Bab 47: Malam di Bawah Bintang-Bintang

6 4 0
                                    

Di malam yang tenang di kediaman Tuan Rafiq, Alina duduk di balkon kamarnya, menikmati udara malam yang sejuk. Pikirannya masih berkecamuk memikirkan tawaran Tuan Rafiq.

Tiba-tiba, pintu balkon terbuka, dan Amir muncul dengan secangkir cokelat panas di tangannya. Senyum kecil menghiasi wajahnya saat dia melangkah ke arah Alina.

“Cokelat panas, untuk menemanimu berpikir,” katanya sambil memberikan secangkir tersebut kepada Alina.

Alina tersenyum dan menerima secangkir cokelat panas itu dengan rasa terima kasih. “Terima kasih, Amir. Aku memang butuh ini.”

Amir duduk di sebelah Alina, meregangkan tubuhnya dan menikmati udara malam yang segar. “Jadi, bagaimana perasaanmu setelah semua yang terjadi? Aku bisa melihat dari ekspresi wajahmu bahwa kamu sedang memikirkan sesuatu yang besar.”

Alina menatap cokelat panas di tangannya, berusaha mencari kata-kata yang tepat. “Ya, aku memang sedang memikirkan keputusan besar. Tawaran dari Tuan Rafiq, posisi yang ada, dan… perasaan pribadi.”

Amir menoleh, melihat Alina dengan tatapan penuh perhatian. “Kamu tahu, kita sudah melalui banyak hal bersama. Dari krisis perusahaan hingga tantangan pribadi, kita telah menghadapi semuanya sebagai tim. Tapi aku rasa ada sesuatu yang lebih dalam yang kita belum bicarakan.”

Alina mengangkat alisnya, merasa penasaran. “Apa maksudmu?”

Amir tertawa ringan. “Sebenarnya, aku hanya ingin memastikan bahwa kamu tahu betapa berartinya kamu bagi kami. Kamu telah menjadi bagian integral dari tim ini dan, aku rasa, juga lebih dari itu.”

Ada nada kehangatan dalam suara Amir, dan Alina merasakan getaran yang halus namun kuat di dalam dirinya. “Lebih dari itu?
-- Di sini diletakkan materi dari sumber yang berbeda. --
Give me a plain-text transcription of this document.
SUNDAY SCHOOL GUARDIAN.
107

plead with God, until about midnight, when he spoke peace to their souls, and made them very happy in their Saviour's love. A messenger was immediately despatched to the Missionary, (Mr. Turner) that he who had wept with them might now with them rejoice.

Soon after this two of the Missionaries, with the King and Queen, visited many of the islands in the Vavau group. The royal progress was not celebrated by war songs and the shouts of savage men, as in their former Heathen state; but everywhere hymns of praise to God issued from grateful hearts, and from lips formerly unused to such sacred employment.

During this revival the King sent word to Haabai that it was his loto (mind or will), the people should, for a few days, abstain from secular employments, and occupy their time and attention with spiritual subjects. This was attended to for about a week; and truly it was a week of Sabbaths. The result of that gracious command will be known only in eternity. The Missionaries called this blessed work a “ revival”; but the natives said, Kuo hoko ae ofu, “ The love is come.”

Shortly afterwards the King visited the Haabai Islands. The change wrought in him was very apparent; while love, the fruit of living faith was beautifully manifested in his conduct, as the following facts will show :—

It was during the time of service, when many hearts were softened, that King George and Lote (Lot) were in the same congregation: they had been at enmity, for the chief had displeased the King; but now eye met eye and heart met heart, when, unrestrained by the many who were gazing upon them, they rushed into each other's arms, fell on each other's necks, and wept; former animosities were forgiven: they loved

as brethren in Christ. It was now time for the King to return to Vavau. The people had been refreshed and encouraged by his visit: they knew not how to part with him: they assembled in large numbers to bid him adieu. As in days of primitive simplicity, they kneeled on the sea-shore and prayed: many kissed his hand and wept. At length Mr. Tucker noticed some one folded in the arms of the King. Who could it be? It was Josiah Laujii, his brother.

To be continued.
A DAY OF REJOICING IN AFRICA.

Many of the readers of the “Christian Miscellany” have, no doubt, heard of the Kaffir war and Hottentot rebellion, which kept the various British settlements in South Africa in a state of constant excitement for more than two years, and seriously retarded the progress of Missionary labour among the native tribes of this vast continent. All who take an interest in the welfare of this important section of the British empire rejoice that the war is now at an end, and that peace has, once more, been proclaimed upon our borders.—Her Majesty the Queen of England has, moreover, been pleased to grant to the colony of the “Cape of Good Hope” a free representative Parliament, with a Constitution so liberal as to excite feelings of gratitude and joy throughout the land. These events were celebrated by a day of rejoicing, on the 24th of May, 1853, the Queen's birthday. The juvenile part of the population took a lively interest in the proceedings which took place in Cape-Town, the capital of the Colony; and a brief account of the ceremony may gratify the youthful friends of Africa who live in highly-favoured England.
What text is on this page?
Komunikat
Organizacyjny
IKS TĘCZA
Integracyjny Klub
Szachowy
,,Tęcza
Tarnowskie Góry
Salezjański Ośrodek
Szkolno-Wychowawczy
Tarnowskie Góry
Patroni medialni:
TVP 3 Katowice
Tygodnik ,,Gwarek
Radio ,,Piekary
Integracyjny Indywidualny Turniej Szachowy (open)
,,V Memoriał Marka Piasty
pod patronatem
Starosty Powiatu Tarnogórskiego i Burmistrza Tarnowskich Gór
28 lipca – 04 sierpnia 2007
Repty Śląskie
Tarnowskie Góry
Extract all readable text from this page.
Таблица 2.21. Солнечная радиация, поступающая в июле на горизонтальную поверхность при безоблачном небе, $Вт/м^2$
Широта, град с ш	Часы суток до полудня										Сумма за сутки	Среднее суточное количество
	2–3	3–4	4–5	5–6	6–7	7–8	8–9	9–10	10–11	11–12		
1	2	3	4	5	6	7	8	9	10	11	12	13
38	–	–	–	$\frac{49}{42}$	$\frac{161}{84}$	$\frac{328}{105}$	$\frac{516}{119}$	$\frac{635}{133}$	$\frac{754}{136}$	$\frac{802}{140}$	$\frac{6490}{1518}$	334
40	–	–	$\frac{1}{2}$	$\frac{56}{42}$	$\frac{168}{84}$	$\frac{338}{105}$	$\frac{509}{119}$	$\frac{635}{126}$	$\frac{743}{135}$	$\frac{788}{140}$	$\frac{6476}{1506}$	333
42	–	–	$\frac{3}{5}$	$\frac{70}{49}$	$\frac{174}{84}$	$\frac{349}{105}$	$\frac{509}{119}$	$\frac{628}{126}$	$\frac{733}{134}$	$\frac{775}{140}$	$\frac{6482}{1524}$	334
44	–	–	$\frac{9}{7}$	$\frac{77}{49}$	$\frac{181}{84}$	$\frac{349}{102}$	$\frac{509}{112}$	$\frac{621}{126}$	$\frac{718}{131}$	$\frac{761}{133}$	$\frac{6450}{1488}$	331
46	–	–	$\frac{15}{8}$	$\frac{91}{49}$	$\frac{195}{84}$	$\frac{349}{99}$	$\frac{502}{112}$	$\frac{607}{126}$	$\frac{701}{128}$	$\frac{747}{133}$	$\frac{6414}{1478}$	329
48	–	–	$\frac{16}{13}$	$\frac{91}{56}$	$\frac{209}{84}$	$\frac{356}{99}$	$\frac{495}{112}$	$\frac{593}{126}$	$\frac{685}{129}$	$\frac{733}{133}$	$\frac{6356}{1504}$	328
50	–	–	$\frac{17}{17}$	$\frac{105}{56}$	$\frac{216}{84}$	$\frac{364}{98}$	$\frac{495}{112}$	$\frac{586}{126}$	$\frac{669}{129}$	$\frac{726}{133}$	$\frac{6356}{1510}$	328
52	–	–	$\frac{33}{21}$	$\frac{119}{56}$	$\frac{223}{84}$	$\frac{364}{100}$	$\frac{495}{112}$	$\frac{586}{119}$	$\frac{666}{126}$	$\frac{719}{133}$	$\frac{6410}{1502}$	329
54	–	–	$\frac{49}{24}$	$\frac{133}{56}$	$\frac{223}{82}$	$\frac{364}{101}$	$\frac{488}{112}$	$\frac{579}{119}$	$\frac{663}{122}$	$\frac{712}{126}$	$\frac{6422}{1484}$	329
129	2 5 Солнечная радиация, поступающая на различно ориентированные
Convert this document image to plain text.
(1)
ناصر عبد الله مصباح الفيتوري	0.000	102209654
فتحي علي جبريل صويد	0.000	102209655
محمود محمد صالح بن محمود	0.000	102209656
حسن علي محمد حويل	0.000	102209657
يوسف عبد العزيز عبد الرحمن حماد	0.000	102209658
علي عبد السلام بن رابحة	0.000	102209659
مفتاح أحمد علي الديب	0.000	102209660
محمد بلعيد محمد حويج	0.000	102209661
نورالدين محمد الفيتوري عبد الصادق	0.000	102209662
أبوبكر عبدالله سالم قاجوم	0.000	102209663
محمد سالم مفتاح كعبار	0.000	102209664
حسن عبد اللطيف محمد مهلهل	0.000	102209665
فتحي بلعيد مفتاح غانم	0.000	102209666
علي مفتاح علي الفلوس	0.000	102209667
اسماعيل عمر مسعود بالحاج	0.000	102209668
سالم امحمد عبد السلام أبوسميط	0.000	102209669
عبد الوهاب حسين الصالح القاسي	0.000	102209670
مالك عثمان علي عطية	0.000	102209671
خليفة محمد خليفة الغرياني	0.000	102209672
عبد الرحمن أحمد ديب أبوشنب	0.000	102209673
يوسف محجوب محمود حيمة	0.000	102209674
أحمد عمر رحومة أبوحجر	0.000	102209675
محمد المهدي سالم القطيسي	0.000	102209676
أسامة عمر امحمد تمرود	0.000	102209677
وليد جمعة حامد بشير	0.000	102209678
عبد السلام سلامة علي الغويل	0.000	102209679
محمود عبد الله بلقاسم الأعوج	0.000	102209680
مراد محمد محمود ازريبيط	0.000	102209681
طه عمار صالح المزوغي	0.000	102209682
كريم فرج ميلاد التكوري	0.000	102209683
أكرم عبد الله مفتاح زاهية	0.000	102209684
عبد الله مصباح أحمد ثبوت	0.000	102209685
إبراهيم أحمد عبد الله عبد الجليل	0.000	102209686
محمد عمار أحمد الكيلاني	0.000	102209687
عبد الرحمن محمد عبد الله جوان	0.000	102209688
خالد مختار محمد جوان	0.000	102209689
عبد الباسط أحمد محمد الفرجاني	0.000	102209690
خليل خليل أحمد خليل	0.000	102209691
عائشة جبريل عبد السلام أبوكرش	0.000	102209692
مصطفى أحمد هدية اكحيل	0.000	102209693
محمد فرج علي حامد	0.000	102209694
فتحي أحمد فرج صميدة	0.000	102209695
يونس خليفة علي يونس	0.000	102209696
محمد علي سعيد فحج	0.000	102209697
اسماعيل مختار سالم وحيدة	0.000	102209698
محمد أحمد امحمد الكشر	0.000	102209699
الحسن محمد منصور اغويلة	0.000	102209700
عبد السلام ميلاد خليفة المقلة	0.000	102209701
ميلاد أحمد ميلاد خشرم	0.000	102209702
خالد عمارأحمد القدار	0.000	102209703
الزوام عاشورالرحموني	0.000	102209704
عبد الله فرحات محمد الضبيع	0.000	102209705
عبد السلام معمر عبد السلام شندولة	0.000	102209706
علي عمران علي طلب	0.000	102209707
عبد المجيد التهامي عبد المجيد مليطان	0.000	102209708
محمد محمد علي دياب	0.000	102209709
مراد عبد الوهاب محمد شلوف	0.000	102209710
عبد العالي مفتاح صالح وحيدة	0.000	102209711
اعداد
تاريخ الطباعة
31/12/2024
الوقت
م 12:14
Seperti apa?”

“Seperti ini,” jawab Amir sambil memandang dalam mata Alina. “Aku rasa kita perlu berbicara tentang apa yang sebenarnya terjadi di antara kita.”

Alina merasa jantungnya berdegup kencang. “Kita memang sudah dekat, Amir, tapi…”

Amir memotong dengan lembut. “Aku tahu bahwa ini mungkin tidak mudah untuk dibicarakan, terutama dengan situasi pekerjaan yang rumit. Tapi aku tidak bisa menahan perasaanku lagi. Aku merasa… jatuh cinta padamu.”

Kata-kata Amir membuat Alina terkejut, dan dia menatapnya dengan mata terbuka lebar. “Jatuh cinta?”

“Ya,” jawab Amir dengan nada lembut. “Sejak pertama kali kita bekerja bersama, aku merasa ada sesuatu yang istimewa. Aku tahu bahwa situasi kita kompleks, tapi aku tidak bisa mengabaikan perasaan ini lagi.”

Alina merasa bingung. Hatiku bergetar, antara perasaan yang mendalam dan tanggung jawab terhadap pekerjaan dan tawaran yang ada. “Amir, aku juga merasakan hal yang sama. Tapi aku harus memikirkan keputusan besar ini. Bagaimana aku bisa membagi perhatian antara pekerjaan dan perasaanku?”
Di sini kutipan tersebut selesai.